Kein Fan von Diversifizierung

Munger machte sich in der Vergangenheit jedoch nicht verdächtig, Anhänger dieser Strategie zu sein - im Gegenteil. So gestand der Unternehmer auf der Jahreshauptversammlung der Daily Journal Corporation 2019 zwar ein, dass Diversifizierung "bis zu einem gewissen Grad sinnvoll" sei, etwa "wenn man nicht weiß, was man tut" und nicht den Anspruch an den Tag legt, übermäßige Renditen zu erzielen. "Aber die Anlageprofis denken, dass sie Ihnen helfen, indem sie für eine Diversifizierung sorgen", warnte Munger. "Ein Idiot könnte ein Portfolio diversifizieren! Oder ein Computer, was das betrifft." Würden Anleger jedoch nach "Spitzenleistungen" streben, eigne sich Diversifizierung keineswegs. "Man stellt sich damit eine unmögliche Aufgabe. Was macht es für einen Spaß, eine unmögliche Aufgabe immer und immer wieder zu lösen? Ich finde es eine Qual. Wer würde das tun wollen?"

Breite Streuung ist eine "verrückte Idee"

Bei der Jahreshauptversammlung von Berkshire Hathaway 2023 verdeutlichte Munger seine Position zur Diversifizierung erneut - und schoss dabei auch gegen die Lehre von Finanzwissen. "Eines der unsinnigen Dinge, die in der modernen Universitätsausbildung gelehrt werden, ist, dass eine breite Streuung bei der Anlage in Stammaktien absolut notwendig ist ... Das ist eine verrückte Idee", wehrte sich der Investor gegen die weit verbreitete Annahme. So sei es kein Leichtes, mehrere starke Anlagen zu finden, die ein diversifiziertes Portfolio ergeben. Stattdessen sollten sich Anleger lieber auf wenige Werte konzentrieren, die man als "beste Ideen" identifiziert hat. "Wenn man die Grenzen der eigenen Fähigkeiten ziemlich gut kennt, sollte man die meisten Vorstellungen unserer Experten über das, was ich ‚Deworsifizierung‘ von Portfolios nenne, ignorieren", erklärte Munger und spielte damit auf das englische Wort "worse" für "schlechter" an. Eine breite Streuung im Depot hielt der Börsenkenner also eher für eine Verschlimmbesserung.

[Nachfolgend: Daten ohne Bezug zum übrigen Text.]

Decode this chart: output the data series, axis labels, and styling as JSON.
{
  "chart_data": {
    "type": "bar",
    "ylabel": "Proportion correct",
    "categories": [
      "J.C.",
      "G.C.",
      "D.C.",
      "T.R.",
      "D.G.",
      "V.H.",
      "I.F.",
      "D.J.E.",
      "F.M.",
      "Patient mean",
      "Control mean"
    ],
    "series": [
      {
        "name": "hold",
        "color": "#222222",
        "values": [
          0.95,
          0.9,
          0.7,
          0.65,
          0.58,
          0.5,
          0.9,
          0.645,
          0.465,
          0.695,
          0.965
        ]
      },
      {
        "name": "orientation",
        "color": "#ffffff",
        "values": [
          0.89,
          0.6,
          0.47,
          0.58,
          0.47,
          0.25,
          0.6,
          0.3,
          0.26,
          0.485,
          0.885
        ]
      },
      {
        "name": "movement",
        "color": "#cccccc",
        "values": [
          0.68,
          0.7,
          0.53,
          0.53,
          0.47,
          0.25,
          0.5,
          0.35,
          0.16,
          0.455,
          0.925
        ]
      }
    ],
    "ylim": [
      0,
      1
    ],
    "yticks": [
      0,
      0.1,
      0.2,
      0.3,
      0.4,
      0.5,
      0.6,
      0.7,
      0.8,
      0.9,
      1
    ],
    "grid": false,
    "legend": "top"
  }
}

Gleichgewicht zwischen Sicherheit und Rendite schwierig umsetzbar

Munger zufolge sei es bei der Diversifizierung nicht möglich, das Gleichgewicht zwischen sicheren Investitionen und hohen Renditen zu halten. Zwar könne das Verlustrisiko mit einer breiten Streuung gemindert werden, wie der Starinvestor 2019 selbst zugab, eine starke Performance sollten Anleger dann jedoch nicht erwarten. Darüber hinaus stieß Munger "Benzinga" zufolge sauer auf, dass bei der Diversifizierung Fachwissen über die gehaltenen Positionen verwässert werde. Befinden sich im Portfolio viele unterschiedliche Werte, können Anleger leicht den Überblick über Neuigkeiten und Entwicklungen bei diesen verlieren. Ist die Anzahl der unterschiedlichen Unternehmen aber überschaubar, können sich Investoren tiefer mit diesen auseinandersetzen und Handelsentscheidungen überlegter treffen.

Stärkere Konzentration im Depot

Dass Munger diesen konzentrierten Ansatz nicht nur predigte, sondern auch lebte, zeigte ein Blick ins Depot der Daily Journal Corporation. Das 159 Millionen US-Dollar schwere Portfolio enthielt im dritten Quartal 2023 nach wie vor Aktien von nur vier Unternehmen, nämlich U.S. Bancorp, Alibaba, Bank of America und Wells Fargo. Die drei US-Banken befanden sich bereits seit dem vierten Quartal 2013 im Besitz des Investmentvehikels, der chinesische Amazon-Konkurrent Alibaba hat Anfang 2021 seinen Weg ins Munger-Depot gefunden und war damit noch vergleichsweise neu.